The last night Harvey was seen alive, Tschoerner had been on-call with the tow truck company and stopped by the shop to visit with friends. He saw Josh and Harvey get into a fight and left shortly after the fight broke out.
But, Tschoerner told Shoemake he later returned to the auto shop around 10 p.m. to check on Harvey—making him the last person to see Harvey alive.
He told police that Harvey had just yelled at him through the door and he left.
Shoemake started to question that story, however, after discovering blood stains on the back of the tow truck bed.
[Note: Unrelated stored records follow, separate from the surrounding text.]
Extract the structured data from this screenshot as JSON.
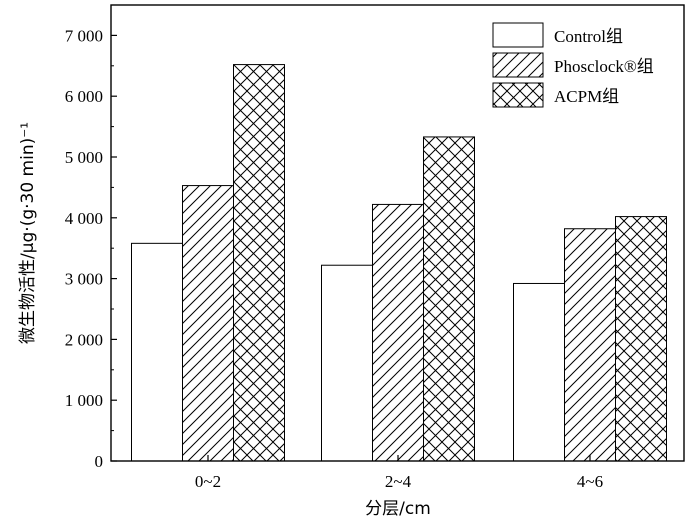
{
  "chart_data": {
    "type": "bar",
    "categories": [
      "0~2",
      "2~4",
      "4~6"
    ],
    "series": [
      {
        "name": "Control组",
        "values": [
          3580,
          3220,
          2920
        ],
        "pattern": "none"
      },
      {
        "name": "Phosclock®组",
        "values": [
          4530,
          4220,
          3820
        ],
        "pattern": "diagonal-hatch"
      },
      {
        "name": "ACPM组",
        "values": [
          6520,
          5330,
          4020
        ],
        "pattern": "cross-hatch"
      }
    ],
    "xlabel": "分层/cm",
    "ylabel": "微生物活性/μg·(g·30 min)⁻¹",
    "ylim": [
      0,
      7500
    ],
    "yticks": [
      0,
      1000,
      2000,
      3000,
      4000,
      5000,
      6000,
      7000
    ],
    "ytick_labels": [
      "0",
      "1 000",
      "2 000",
      "3 000",
      "4 000",
      "5 000",
      "6 000",
      "7 000"
    ],
    "legend": {
      "placement": "top-right",
      "labels": [
        "Control组",
        "Phosclock®组",
        "ACPM组"
      ]
    },
    "grid": false,
    "colors": {
      "bar_fill": "#ffffff",
      "stroke": "#000000"
    }
  }
}
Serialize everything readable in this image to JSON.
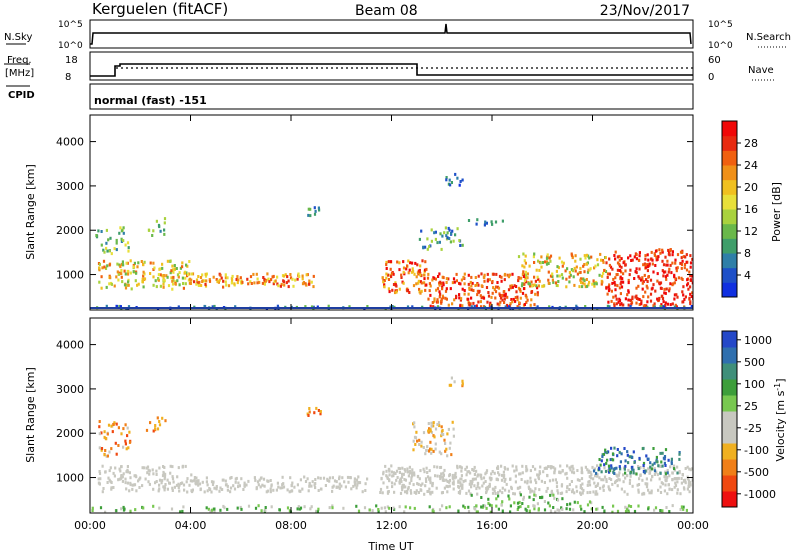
{
  "header": {
    "station": "Kerguelen (fitACF)",
    "beam": "Beam 08",
    "date": "23/Nov/2017"
  },
  "strip_panels": {
    "nsky": {
      "left_label": "N.Sky",
      "right_label": "N.Search",
      "yticks": [
        "10^5",
        "10^0"
      ],
      "right_ticks": [
        "10^5",
        "10^0"
      ]
    },
    "freq": {
      "left_label_1": "Freq.",
      "left_label_2": "[MHz]",
      "yticks": [
        "18",
        "8"
      ],
      "right_label": "Nave",
      "right_ticks": [
        "60",
        "0"
      ]
    },
    "cpid": {
      "left_label": "CPID",
      "text": "normal (fast) -151"
    }
  },
  "colors": {
    "power_scale": [
      "#1030e0",
      "#1e50c8",
      "#2f7fa8",
      "#3f9e6a",
      "#69b84a",
      "#a9d23e",
      "#e8e03a",
      "#f0c020",
      "#f09018",
      "#f06010",
      "#e82a10",
      "#f00808"
    ],
    "velocity_scale": [
      "#ee1010",
      "#f04810",
      "#f07f18",
      "#f0b020",
      "#c8c8c0",
      "#c8c8c0",
      "#78c850",
      "#3d9e3a",
      "#3f8f7a",
      "#2f6fae",
      "#2448c8"
    ]
  },
  "chart_data": [
    {
      "type": "heatmap",
      "name": "power",
      "ylabel": "Slant Range [km]",
      "yticks": [
        "4000",
        "3000",
        "2000",
        "1000"
      ],
      "ylim": [
        200,
        4600
      ],
      "xlim": [
        "00:00",
        "24:00"
      ],
      "colorbar_label": "Power [dB]",
      "colorbar_ticks": [
        "28",
        "24",
        "20",
        "16",
        "12",
        "8",
        "4"
      ],
      "colorbar_range": [
        0,
        32
      ]
    },
    {
      "type": "heatmap",
      "name": "velocity",
      "ylabel": "Slant Range [km]",
      "yticks": [
        "4000",
        "3000",
        "2000",
        "1000"
      ],
      "ylim": [
        200,
        4600
      ],
      "xlim": [
        "00:00",
        "24:00"
      ],
      "xticks": [
        "00:00",
        "04:00",
        "08:00",
        "12:00",
        "16:00",
        "20:00",
        "00:00"
      ],
      "xlabel": "Time UT",
      "colorbar_label": "Velocity [m s^-1]",
      "colorbar_ticks": [
        "1000",
        "500",
        "100",
        "25",
        "-25",
        "-100",
        "-500",
        "-1000"
      ]
    }
  ]
}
Now believing they might have a possible homicide on their hands, the small Georgetown Police Department called in the Texas Rangers for help.
Texas Ranger Reid Rackley brought Tschoerner in for formal questioning. "Right away, things didn’t seem right,” Rackley told the show.
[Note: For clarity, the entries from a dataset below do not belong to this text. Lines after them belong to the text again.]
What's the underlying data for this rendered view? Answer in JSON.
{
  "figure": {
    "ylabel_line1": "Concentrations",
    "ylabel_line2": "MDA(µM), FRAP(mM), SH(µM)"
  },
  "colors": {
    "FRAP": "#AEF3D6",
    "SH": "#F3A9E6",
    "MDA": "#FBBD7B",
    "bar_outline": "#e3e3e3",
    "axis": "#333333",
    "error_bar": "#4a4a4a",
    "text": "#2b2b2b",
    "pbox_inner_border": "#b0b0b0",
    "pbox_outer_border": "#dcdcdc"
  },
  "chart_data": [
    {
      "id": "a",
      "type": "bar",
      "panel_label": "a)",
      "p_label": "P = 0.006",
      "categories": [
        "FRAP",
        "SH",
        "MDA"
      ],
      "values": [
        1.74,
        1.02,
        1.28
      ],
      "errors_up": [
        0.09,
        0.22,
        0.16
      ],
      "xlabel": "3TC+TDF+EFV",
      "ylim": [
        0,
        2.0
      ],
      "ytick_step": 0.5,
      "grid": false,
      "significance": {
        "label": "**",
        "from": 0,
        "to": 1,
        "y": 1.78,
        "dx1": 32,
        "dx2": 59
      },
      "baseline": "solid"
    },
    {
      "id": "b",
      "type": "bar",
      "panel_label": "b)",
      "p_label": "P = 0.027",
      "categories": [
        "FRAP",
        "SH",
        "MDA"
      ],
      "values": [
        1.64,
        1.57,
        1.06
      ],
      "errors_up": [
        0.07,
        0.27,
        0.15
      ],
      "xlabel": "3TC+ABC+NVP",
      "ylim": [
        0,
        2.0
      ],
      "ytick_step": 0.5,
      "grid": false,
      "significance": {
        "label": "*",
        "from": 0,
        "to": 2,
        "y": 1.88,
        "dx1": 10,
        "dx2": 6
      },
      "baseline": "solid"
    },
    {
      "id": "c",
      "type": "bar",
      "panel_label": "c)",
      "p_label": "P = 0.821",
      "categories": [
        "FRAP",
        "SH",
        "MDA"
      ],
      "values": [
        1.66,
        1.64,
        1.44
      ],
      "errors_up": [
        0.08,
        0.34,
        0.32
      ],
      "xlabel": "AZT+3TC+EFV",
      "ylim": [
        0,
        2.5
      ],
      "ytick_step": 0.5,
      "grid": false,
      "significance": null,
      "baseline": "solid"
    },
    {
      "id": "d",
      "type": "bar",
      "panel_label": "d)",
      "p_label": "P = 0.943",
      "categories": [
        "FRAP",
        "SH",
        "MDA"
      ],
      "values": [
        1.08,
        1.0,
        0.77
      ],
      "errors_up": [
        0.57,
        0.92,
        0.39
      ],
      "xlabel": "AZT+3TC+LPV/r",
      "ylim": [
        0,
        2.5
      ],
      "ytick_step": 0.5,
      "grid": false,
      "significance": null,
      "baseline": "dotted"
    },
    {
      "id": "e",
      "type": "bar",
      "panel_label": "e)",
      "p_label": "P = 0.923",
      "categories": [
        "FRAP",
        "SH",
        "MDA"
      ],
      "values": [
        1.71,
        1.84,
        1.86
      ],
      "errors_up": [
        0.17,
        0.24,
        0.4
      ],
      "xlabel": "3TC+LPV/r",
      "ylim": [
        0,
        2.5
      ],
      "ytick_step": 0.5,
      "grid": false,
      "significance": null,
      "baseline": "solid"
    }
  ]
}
Tschoerner sat with his head on the table, claiming he was “meditating.” Tschoerner described living an “unorthodox life” living in his truck and sleeping in tunnels.
When confronted with the blood evidence found on his truck, he claimed he didn’t know anything about it and hadn’t done anything to Harvey.
But there was one surprising admission he was willing to make. Tschoerner admitted that before Harvey’s disappearance, he had been having an affair with Melissa.
“I love her man,” he told Rackley in the interrogation room.
Melissa also admitted to the affair, but insisted she didn’t know where her husband was and said she never asked her lover to get rid of her husband.
“I loved Harvey,” she insisted, adding that although Tschoerner had wanted her to leave Harvey, she had refused.
Investigators still had no idea what happened to Harvey. The case haunted Rackley, who unable to sleep, decided to search a nearby drainage tunnel off Interstate 35 in the pre-dawn hours, where he believed that Tschoerner may have slept sometimes.
“It was about 3 a.m. and I’m by myself,” he recalled. “It’s pitch black. I get my rifle, I sling it across my chest, I get my flashlight and I go down into this tunnel.”
Rackley walked the entire tunnel, but saw no sign of Harvey so he began to head back to his unit. Just as he was nearing the tunnel’s exit, his flashlight caught what looked to be a dark colored stain on the ground.
The stain tested positive for human blood and during a search of the area, investigators uncovered a piece of skull. They had found what little remained of Harvey.
After uncovering a surveillance video that showed Tschoerner’s tow trunk driving by with what looked like an object covered in a tarp on the back of the truck bed, as well as cell phone records tracking his movements that night, they concluded that the tow truck driver had likely killed Harvey at Huber Automotive and then taken him to the tunnel to dismember the body.
He’d later confess as part of a plea agreement to luring Harvey out to a motor home on the property and striking him in the head with an ax. He then dismembered the body and disposed of it in dumpsters across the city of Georgetown.
“I think deep down in Jimmy’s heart, he thought that he was going to be able to be with Melissa. He wanted to have Melissa and he felt like they could run that business together,” Harvey’s niece, Diana Flores, said.
Investigators considered the possibility that Melissa may have been involved in the plot to take her husband’s life. She admitted in a discussion with investigators that shortly before Harvey disappeared, she told Tschoerner she hoped he might get into a car crash.
“I said, ‘I wish Harvey would drive home sometimes and uh, maybe get in a wreck. That’s what I said,’” she told authorities in an interrogation. “But then I said, ‘no, I don’t want that to happen, because he could hurt himself and hurt someone else.’”
While she may not have been a doting wife, authorities never found any evidence to link her to the crime and she was never charged.
“There was no evidence that Melissa planned or asked Jimmy to commit this crime,” Rackley said.
They concluded that Tschoerner acted alone. In 2022, he pleaded guilty to murder in exchange for a 60-year sentence behind bars.